Starting the conversation, changing the game
Later this month, I’m part of a group of professionals speaking with high school females about career options. This speed-networking event will allow about 35 young girls to meet professional women from a variety of backgrounds and learn a little about what our jobs are and how we got here (education, career transitions, etc.). I have 60 seconds to share my professional background with each student, so I’d better start working on an amazing story about my career and well-though-out plans. Do I tell them I’ve been laid off twice? Do I share that most pursuits in print journalism are poorly paid? What do I say when I’m asked about obtaining two degrees—was it really worth it? (Short answer: yes.)
Afterward, we’ll break out into small groups. The girls will select the group by their level of interest in each professional’s short description and have the opportunity to learn more, ask questions, and generally pick our brains. The group’s organizers do this every 6 months with a different group of high school students from around the Chicago area. Most are underprivileged, from other countries, and may have no idea what a professional career could look like for them down the road.

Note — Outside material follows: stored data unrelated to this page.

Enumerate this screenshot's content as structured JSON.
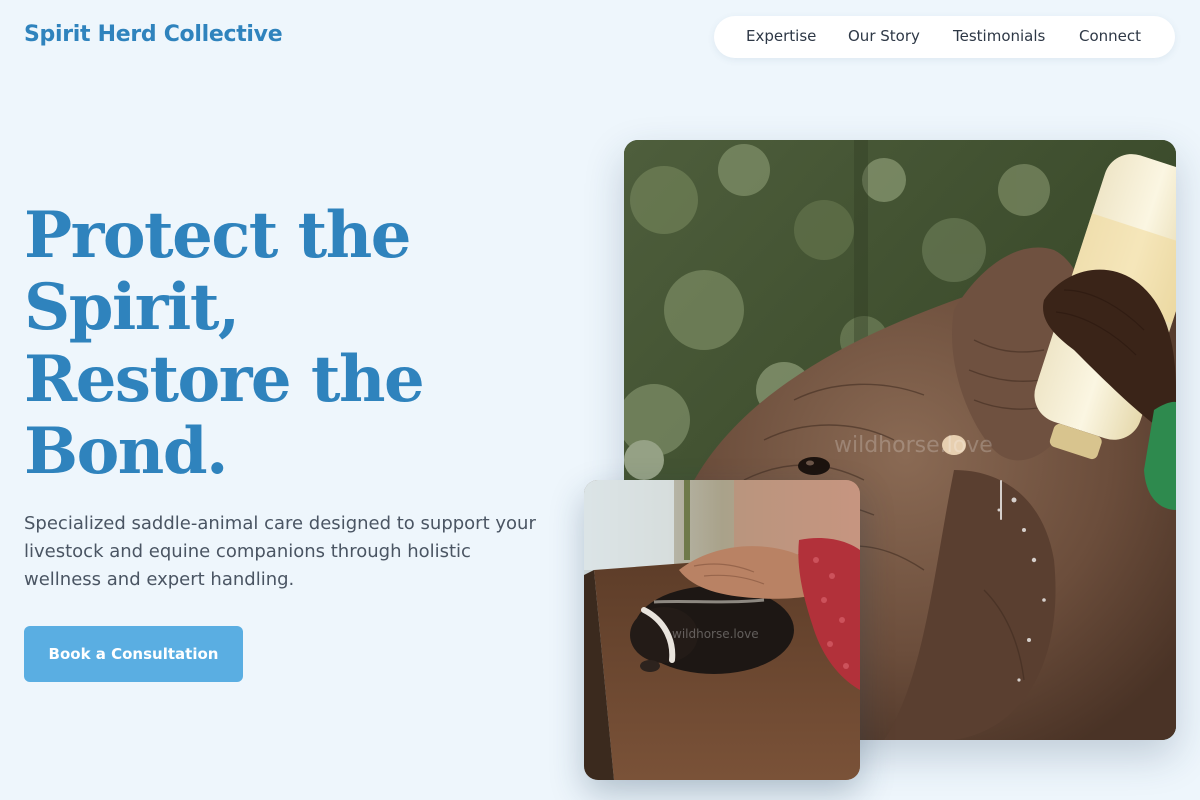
{
  "brand": {
    "name": "Spirit Herd Collective"
  },
  "nav": {
    "items": [
      {
        "label": "Expertise"
      },
      {
        "label": "Our Story"
      },
      {
        "label": "Testimonials"
      },
      {
        "label": "Connect"
      }
    ]
  },
  "hero": {
    "headline_lines": [
      "Protect the",
      "Spirit,",
      "Restore the",
      "Bond."
    ],
    "subtext": "Specialized saddle-animal care designed to support your livestock and equine companions through holistic wellness and expert handling.",
    "cta_label": "Book a Consultation"
  },
  "images": {
    "main_watermark": "wildhorse.love",
    "small_watermark": "wildhorse.love"
  },
  "colors": {
    "accent": "#2f83bd",
    "button": "#5aaee2",
    "background": "#eef6fc",
    "body_text": "#4a5563"
  }
}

Had this type of “career day” been available to me, I’m not sure I would have changed my career plans, but I certainly would have had my eyes opened to a whole menagerie of options. Would I have considered fire protection engineering? Would my love of science have guided me toward research or working at a tech company? Would I have become a patent attorney, putting my knowledge of science and love of details into play?
Many of the people I’m going to meet may not have anyone in their family who has gone to college. For me, the question was not whether I’d go to college, but rather what college I should attend. I’m guessing many of these girls do not have anyone in their immediate circle of friends or family who have even asked them that question, so I’m pleased to be part of a group of professionals who can help them think about their options.
Have you participated in events like this, perhaps at your local high school? Or have you spoken with college students who are still trying to determine what path to pursue in engineering? And especially for the women in this audience: What did your career path look like, and how are you navigating it today?
I’ll report back after the event, which I assume will be amazing and eye-opening for everyone. Please share your stories, too. I want to learn about how you’re changing the face of engineering.